There are certain parts that are re-conditioned or re-manufactured or repaired to be re-used. Depending on budget constraints, the owner has a choice of different categories of vehicle spare or replacement parts.

Some parts are used in almost every vehicle of the same engine capacity like spark plugs, windscreen wipers, radiator caps, batteries and are normally universally usable unless that part is specifically designed for the particular model. It must be noted that one has to be aware of the specifications set by the vehicle manufacturer.

So the next time you send your vehicle for servicing, you ought to have at the back of your mind what type of parts you intend to use and the costs involved and whether it will affect the warranty conditions.

It is better to send the vehicle to authorised workshops so that the warranty is intact.

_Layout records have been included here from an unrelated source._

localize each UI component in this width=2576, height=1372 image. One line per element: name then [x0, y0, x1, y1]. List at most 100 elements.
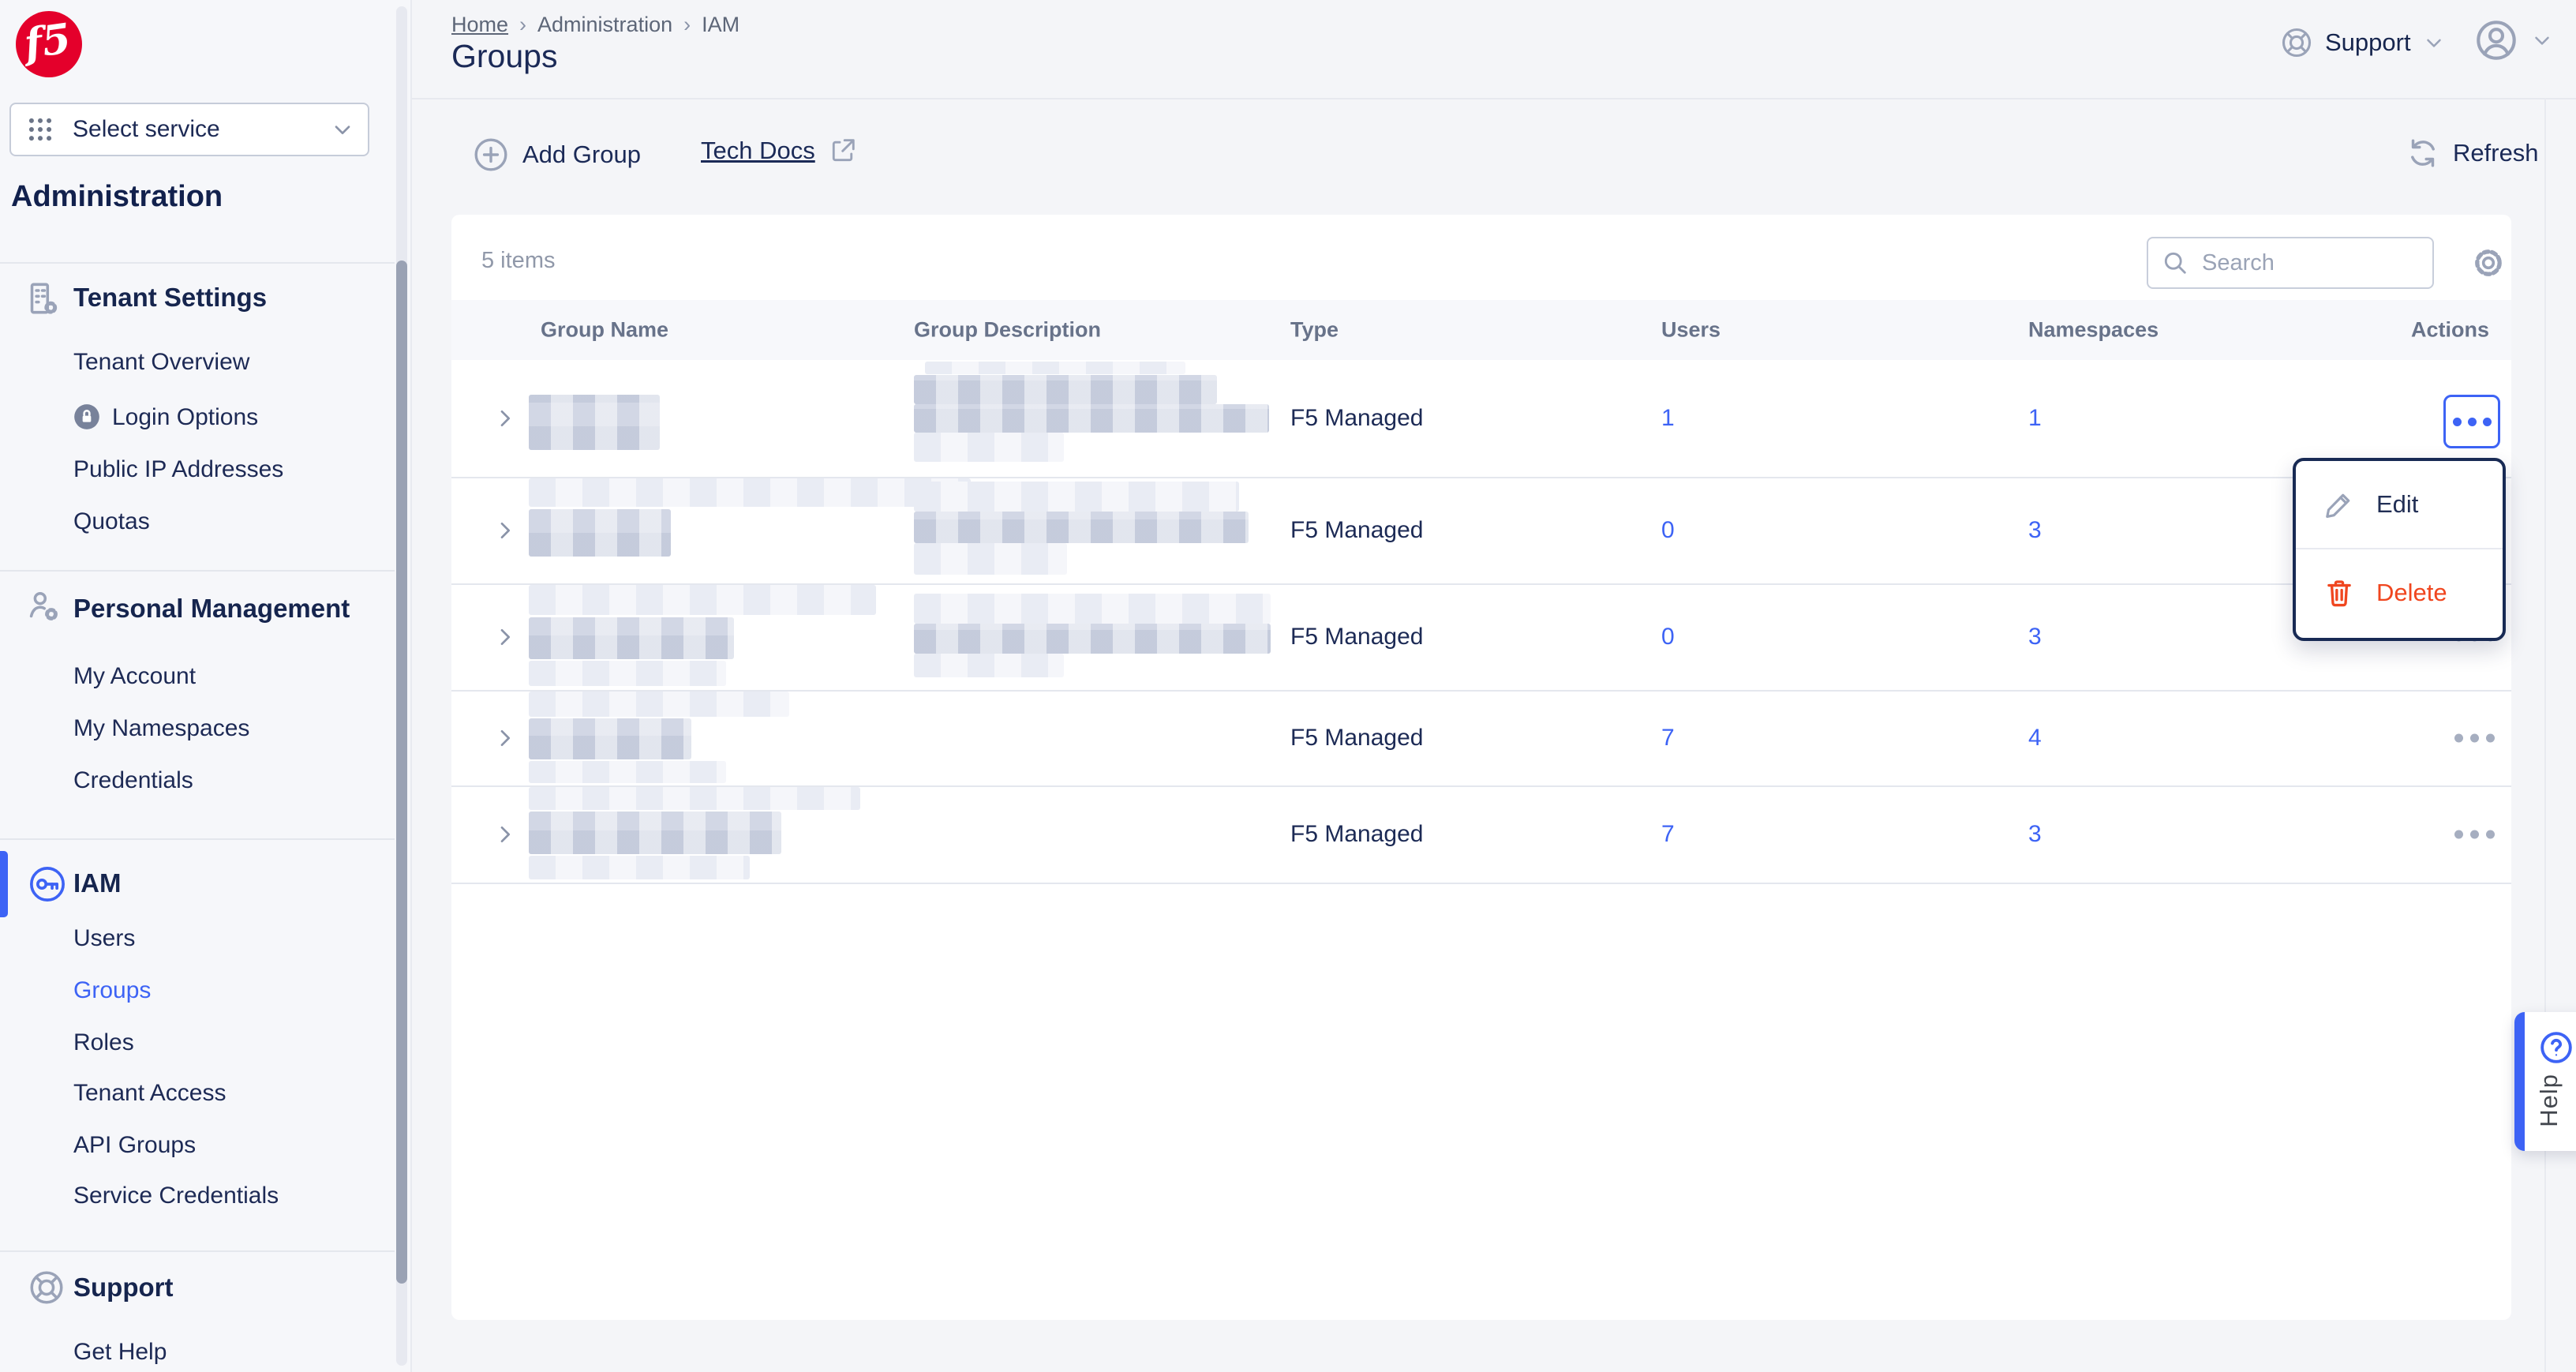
- help-tab-accent-strip: [2514, 1012, 2525, 1151]
- lock-badge-icon: [71, 401, 103, 433]
- table-row: F5 Managed 0 3: [451, 477, 2511, 585]
- sidebar-item-quotas[interactable]: Quotas: [73, 508, 150, 535]
- delete-menu-label: Delete: [2376, 579, 2447, 607]
- sidebar-item-credentials[interactable]: Credentials: [73, 767, 193, 794]
- expand-chevron-icon[interactable]: [492, 518, 518, 543]
- divider: [0, 570, 395, 572]
- delete-menu-item[interactable]: Delete: [2296, 549, 2503, 636]
- sidebar-scrollbar-thumb[interactable]: [396, 261, 407, 1284]
- column-header-actions: Actions: [2411, 318, 2489, 343]
- header-divider: [412, 98, 2576, 99]
- users-count-link[interactable]: 0: [1661, 517, 1675, 544]
- namespaces-count-link[interactable]: 1: [2028, 405, 2042, 432]
- external-link-icon: [828, 136, 858, 166]
- items-count: 5 items: [481, 248, 555, 274]
- namespaces-count-link[interactable]: 4: [2028, 725, 2042, 752]
- edit-menu-item[interactable]: Edit: [2296, 461, 2503, 548]
- sidebar: f5 Select service Administration Tenant …: [0, 0, 410, 1372]
- sidebar-heading: Administration: [11, 180, 223, 214]
- redacted-group-name: [529, 509, 671, 557]
- sidebar-item-my-account[interactable]: My Account: [73, 663, 196, 690]
- redacted-group-description: [914, 654, 1064, 677]
- f5-logo: f5: [16, 11, 82, 77]
- support-menu[interactable]: Support: [2279, 25, 2446, 60]
- namespaces-count-link[interactable]: 3: [2028, 517, 2042, 544]
- grid-icon: [25, 114, 55, 144]
- active-section-indicator: [0, 851, 8, 917]
- redacted-group-description: [914, 482, 1239, 512]
- search-icon: [2161, 249, 2189, 277]
- users-count-link[interactable]: 7: [1661, 725, 1675, 752]
- redacted-group-name: [529, 718, 691, 759]
- row-actions-button-active[interactable]: [2443, 395, 2500, 448]
- redacted-group-description: [925, 362, 1185, 374]
- users-count-link[interactable]: 1: [1661, 405, 1675, 432]
- sidebar-item-login-options[interactable]: Login Options: [112, 404, 258, 431]
- expand-chevron-icon[interactable]: [492, 624, 518, 650]
- redacted-group-name: [529, 812, 781, 854]
- service-selector-label: Select service: [73, 116, 330, 143]
- help-tab-label: Help: [2535, 1074, 2563, 1127]
- help-tab[interactable]: Help: [2514, 1012, 2576, 1151]
- sidebar-item-public-ip-addresses[interactable]: Public IP Addresses: [73, 456, 283, 483]
- expand-chevron-icon[interactable]: [492, 822, 518, 847]
- refresh-button[interactable]: Refresh: [2406, 136, 2539, 171]
- chevron-down-icon: [2422, 31, 2446, 54]
- breadcrumb-iam: IAM: [702, 13, 739, 36]
- section-title-personal-management: Personal Management: [73, 594, 350, 624]
- expand-chevron-icon[interactable]: [492, 725, 518, 751]
- chevron-right-icon: ›: [519, 13, 526, 36]
- sidebar-item-groups[interactable]: Groups: [73, 977, 151, 1004]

Even if there is a major fault, it is easier to trace and identify the source of the problem rather than play a guessing game through trial and error diagnosis. There is also no worry of the quality of the spare parts used as it is original.

When buying a second-hand vehicle, service records are important. It provides an account of whether the vehicle had been properly maintained and serviced by the previous owner(s). Such treatment of the vehicle will affect its market value and attractiveness to potential buyers.

Generally, people in the finance industry who provide financing to buyers use the year of make as a basis to value the vehicle. Little attention is paid to the condition of the vehicle. The type of use by previous owner(s), the frequency of servicing and whether worn-out parts had been changed are all important parameters to consider.